Chinese Chicken Salad

Makes 12 servings
AnnieAnnie Howell

ingredients

  • 8 split chicken breasts (bone in, skin on)
  • Olive oil
  • Salt
  • Fresh ground pepper
  • 1 pound fresh asparagus, ends removed, cut into thirds diagonally
  • 2 red bell peppers, cored and seeded
  • 4 scallions (white and green parts) sliced diagonally
  • 2 tbsp. white sesame seeds, toasted
  • DRESSING:
  • 1 cup vegetable oil
  • 1/4 cup good apple cide vinegar
  • 1/3 cup soy sauce
  • 3 tbsp. dark sesame oil
  • 1 tbsp. honey
  • 2 cloves of garlic, minced
  • 1 tsp. peeled, grated fresh ginger
  • 1 tbsp. white sesame seeds, toasted
  • 1/2 cup smooth peanut butter
  • 4 tsp. kosher salt
  • 1 tsp. freshly ground pepper

directions

  • 1

    Preheat the oven to 350°.

  • 2

    Place the chicken breasts on a sheet pan and rub the skin with olive oil. Sprinkle liberally with salt and pepper. Roast for 35 to 40 minutes, until the chicken is just cooked. Set aside until cool enough to handle.

  • 3

    Remove the meat from the bones, discard the skin, and shred the chicken in large, bite-sized pieces.

  • 4

    Blanch the asparagus in a pot of boiling water for 3-5 minutes, until crisp-tender.
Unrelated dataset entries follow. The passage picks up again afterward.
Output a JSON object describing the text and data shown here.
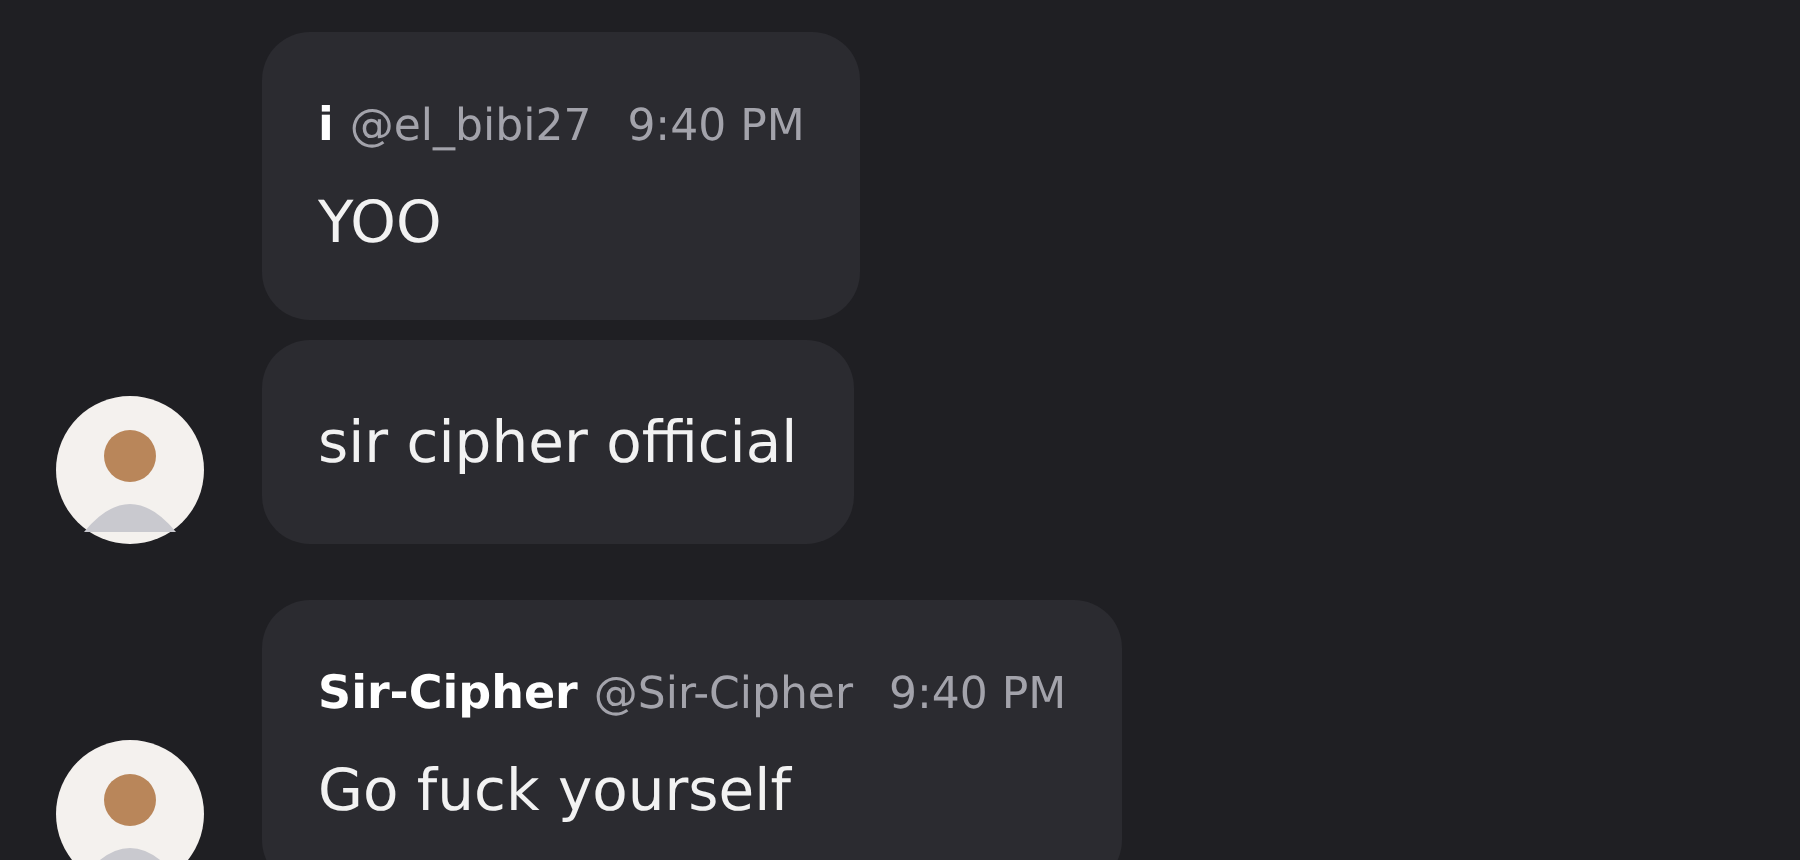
{
  "messages": [
    {
      "kind": "with_header",
      "avatar": false,
      "display_name": "i",
      "username": "@el_bibi27",
      "time": "9:40 PM",
      "text": "YOO"
    },
    {
      "kind": "text_only",
      "avatar": true,
      "text": "sir cipher official"
    },
    {
      "kind": "with_header",
      "avatar": true,
      "display_name": "Sir-Cipher",
      "username": "@Sir-Cipher",
      "time": "9:40 PM",
      "text": "Go fuck yourself"
    }
  ]
}
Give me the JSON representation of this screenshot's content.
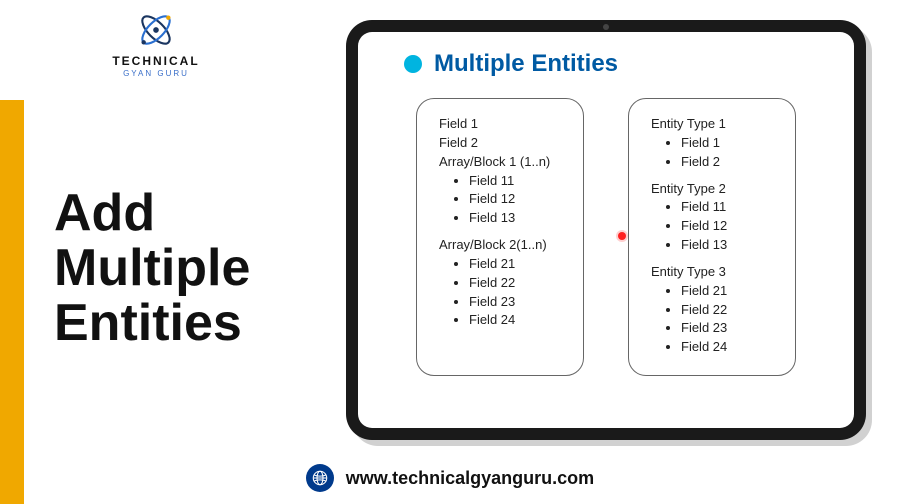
{
  "logo": {
    "main": "TECHNICAL",
    "sub": "GYAN GURU"
  },
  "heading": {
    "line1": "Add",
    "line2": "Multiple",
    "line3": "Entities"
  },
  "slide": {
    "title": "Multiple Entities",
    "leftBox": {
      "f1": "Field 1",
      "f2": "Field 2",
      "block1": "Array/Block 1 (1..n)",
      "b1f1": "Field 11",
      "b1f2": "Field 12",
      "b1f3": "Field 13",
      "block2": "Array/Block 2(1..n)",
      "b2f1": "Field 21",
      "b2f2": "Field 22",
      "b2f3": "Field 23",
      "b2f4": "Field 24"
    },
    "rightBox": {
      "e1": "Entity Type 1",
      "e1f1": "Field 1",
      "e1f2": "Field 2",
      "e2": "Entity Type 2",
      "e2f1": "Field 11",
      "e2f2": "Field 12",
      "e2f3": "Field 13",
      "e3": "Entity Type 3",
      "e3f1": "Field 21",
      "e3f2": "Field 22",
      "e3f3": "Field 23",
      "e3f4": "Field 24"
    }
  },
  "footer": {
    "url": "www.technicalgyanguru.com"
  }
}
Plunge into ice water to stop the cooking. Drain. Cut the peppers into strips about the size of the asparagus pieces. Combine the shredded chicken, asparagus, and peppers in a large bowl.

  • 5

    Whisk together all of the ingredients for the dressing and pour over the chicken and vegetables. Add the scallions and sesame seeds and season to taste. Serve cold or a room temperature.

notes

Contains peanut butter. This is the best method for preparing chicken meant for a salad since it's moist, flavorful and absorbs the sauce.